Ibrahim: Sulit, semua sudah bergantung. Saat ini, naik turunnya harga timah sangat mempengruhi kondisi ekonomi masyarakat. Sebagai contoh, berdasarkan riset yang kami lakukan, yaitu pengaruh naik turunnya harga timah terhadap ekonomi pasar, hasilnya lebih kurang 80 persen pedagang di pasar menjawab, harga timah mempengaruhi siklus ekonomi di pasar.

Ketika harga turun, mereka [pedagang] sangat merasakan lesunya daya beli masyarakat. Sebaliknya, ketika timah naik, daya beli meningkat.

Baca: Tigel, Tarian Suku Melayu untuk Menjaga Tujuh Bukit Permisan Bangka

 

Aktivitas tambang di Bangka Belitung akan tetap berlanjut, mengingat besarnya potensi logam tanah jarang. Foto: Nopri Ismi/ Mongabay Indonesia

 

Mongabay: Skema apa yang harus dilakukan, agar Bangka Belitung lepas dari ketergantungan timah?

Ibrahim: Melihat kondisi sekarang, kita harus wise [bijak]. Tak bisa serta-merta menghapus penambangan timah karena bagaimanapun dampaknya sangat luas.

Kita berharap, kondisi ini dikelola pemerintah dengan baik: tertata rapi, regulasi jelas, dan berorientasi keberlanjutan.

Peluangnya adalah kita mulai memperkecil ekspansi, tetapi pada saat yang sama kita persiapkan sektor-sektor ekonomi alternatif.

 

Mongabay: Mungkinkah skema tersebut terlaksana? Sekarang hadir narasi “harta karun” dalam hal ini eksplorasi potensi logam tanah jarang [LTJ]?

Ibrahim: Di tingkat masyarakat, berdasarkan data BPS 2020, sektor perkebunan masih memegang urutan pertama sebagai mata pencaharian, sementara tambang kedua.

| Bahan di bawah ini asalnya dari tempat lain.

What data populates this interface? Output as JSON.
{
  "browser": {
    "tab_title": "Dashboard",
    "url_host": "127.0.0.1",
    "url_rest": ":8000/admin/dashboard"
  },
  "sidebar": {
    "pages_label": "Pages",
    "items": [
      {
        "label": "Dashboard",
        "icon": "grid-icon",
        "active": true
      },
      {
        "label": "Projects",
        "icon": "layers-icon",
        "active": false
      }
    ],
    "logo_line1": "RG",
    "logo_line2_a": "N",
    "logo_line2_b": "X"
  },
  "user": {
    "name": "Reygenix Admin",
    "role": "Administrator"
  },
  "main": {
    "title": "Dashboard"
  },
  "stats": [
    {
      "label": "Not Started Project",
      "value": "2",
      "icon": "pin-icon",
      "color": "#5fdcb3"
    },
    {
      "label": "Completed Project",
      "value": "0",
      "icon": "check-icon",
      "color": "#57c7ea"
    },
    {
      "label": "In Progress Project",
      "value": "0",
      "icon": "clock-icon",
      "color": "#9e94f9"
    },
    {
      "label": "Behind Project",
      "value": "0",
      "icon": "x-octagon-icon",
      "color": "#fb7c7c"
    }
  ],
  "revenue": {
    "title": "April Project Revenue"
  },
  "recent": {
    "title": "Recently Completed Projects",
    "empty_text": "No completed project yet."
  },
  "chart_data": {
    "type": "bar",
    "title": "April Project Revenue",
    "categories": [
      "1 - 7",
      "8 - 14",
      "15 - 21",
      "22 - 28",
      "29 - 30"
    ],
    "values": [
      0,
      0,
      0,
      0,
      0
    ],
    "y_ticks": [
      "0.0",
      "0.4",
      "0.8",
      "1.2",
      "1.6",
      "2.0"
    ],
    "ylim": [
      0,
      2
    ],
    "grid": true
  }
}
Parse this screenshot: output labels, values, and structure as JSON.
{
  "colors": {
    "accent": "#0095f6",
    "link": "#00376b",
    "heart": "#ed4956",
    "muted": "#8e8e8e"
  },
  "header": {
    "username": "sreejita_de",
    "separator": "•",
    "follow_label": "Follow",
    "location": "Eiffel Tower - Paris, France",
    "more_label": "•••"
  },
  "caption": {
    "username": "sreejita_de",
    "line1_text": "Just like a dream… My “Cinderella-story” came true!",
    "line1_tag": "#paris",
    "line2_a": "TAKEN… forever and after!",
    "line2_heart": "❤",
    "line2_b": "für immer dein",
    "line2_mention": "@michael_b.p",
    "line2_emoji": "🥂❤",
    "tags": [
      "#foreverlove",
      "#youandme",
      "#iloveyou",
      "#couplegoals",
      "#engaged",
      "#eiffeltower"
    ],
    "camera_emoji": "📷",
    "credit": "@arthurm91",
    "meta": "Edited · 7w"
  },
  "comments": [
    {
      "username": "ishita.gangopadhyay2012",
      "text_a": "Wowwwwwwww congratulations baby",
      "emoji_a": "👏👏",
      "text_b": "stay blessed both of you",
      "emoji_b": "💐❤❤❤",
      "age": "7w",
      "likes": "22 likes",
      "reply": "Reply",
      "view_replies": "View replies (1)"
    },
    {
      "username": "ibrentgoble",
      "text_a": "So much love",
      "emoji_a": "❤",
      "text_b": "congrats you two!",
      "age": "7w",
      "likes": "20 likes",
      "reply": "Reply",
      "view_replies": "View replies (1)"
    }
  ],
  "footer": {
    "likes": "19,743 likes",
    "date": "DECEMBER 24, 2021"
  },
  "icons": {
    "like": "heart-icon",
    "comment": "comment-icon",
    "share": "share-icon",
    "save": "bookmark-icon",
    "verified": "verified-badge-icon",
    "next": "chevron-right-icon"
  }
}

Berdasarkan riset kami, kalau negara tegas [terhadap pertambangan], masyarakat cenderung patuh. Saya pikir, benturan kepentingan terlalu banyak sehingga status quo masih berlangsung ketimbang langkah-langkah perubahan.

Ketika narasi eksplorasi mineral di Bangka Belitung berlanjut, ditambah potensi rare earth [LTJ], yang harus dilakukan adalah mendorong proses ekstraksi mineral tersebut berjalan berkelanjutan. Pengawasan terhadap pengelolaan mineral ini harus tegas, terstruktur, dan sistematis berdasarkan ketentuan perundangan-undangan.

Baca juga: Ampak, Kearifan Masyarakat Melayu di Bangka Melawan Tambang Timah

 

Lada merupakan tanaman perkebunan yang masih bertahan di Bangka dan Belitung saat ini. Foto: Nopri Ismi/Mongabay Indonesia

 

Mongabay: Pengetahuan seperti apa yang harus kita gali atau pertahankan guna membendung kerusakan lingkungan di Bangka Belitung?

Ibrahim: Inisiatif di tingkat lokal, seperti mempertahankan hutan-hutan larang yang dijaga masyarakat adat, sangatlah penting. Kearifan masyarakat untuk memanfaatkan tumbuhan sebagai obat-obatan, harus dipertahankan.

Ini semua harus didukung penegakan hukum, agar laju kerusakan lingkungan dapat diminimalisir, selain terus mendorong inisiatif-inisiatif lokal, baik dari masyarakat ataupun pemerintah daerah.

Penting bagi kita untuk tidak reaktif atau sensitif berlebihan pada kelompok peduli lingkungan. Apalagi, sampai melakukan kontra-aktivisme yang justru semakin memarginalkan gerakan penyelamatan ini.

 

Mongabay: Universitas Bangka Belitung memiliki slogan Unggul Membangun Unggul, peradaban seperti apa yang ingin dibangun?

Ibrahim: Visinya terwujud UBB yang dikenal dan diakui di tingkat internasional sebagai universitas riset yang menghasilkan sumber daya dan karya-karya unggul di bidang pembangunan berkelanjutan. Ini didasari keunggulan moral, mental, dan intelektual untuk membangun peradaban bangsa.

Jadi, mindset pembangunan berkelanjutan sudah kami tanamkan dalam visi universitas. Kami adalah kampus di daerah yang kaya akan sumber daya alam, yang harus tetap dijaga kekayaan alamnya di tengah eksplorasi atau ekstraksi yang terus terjadi.

Kami berharap, peradaban yang peduli kepada sustainability selalu menjadi kata kunci.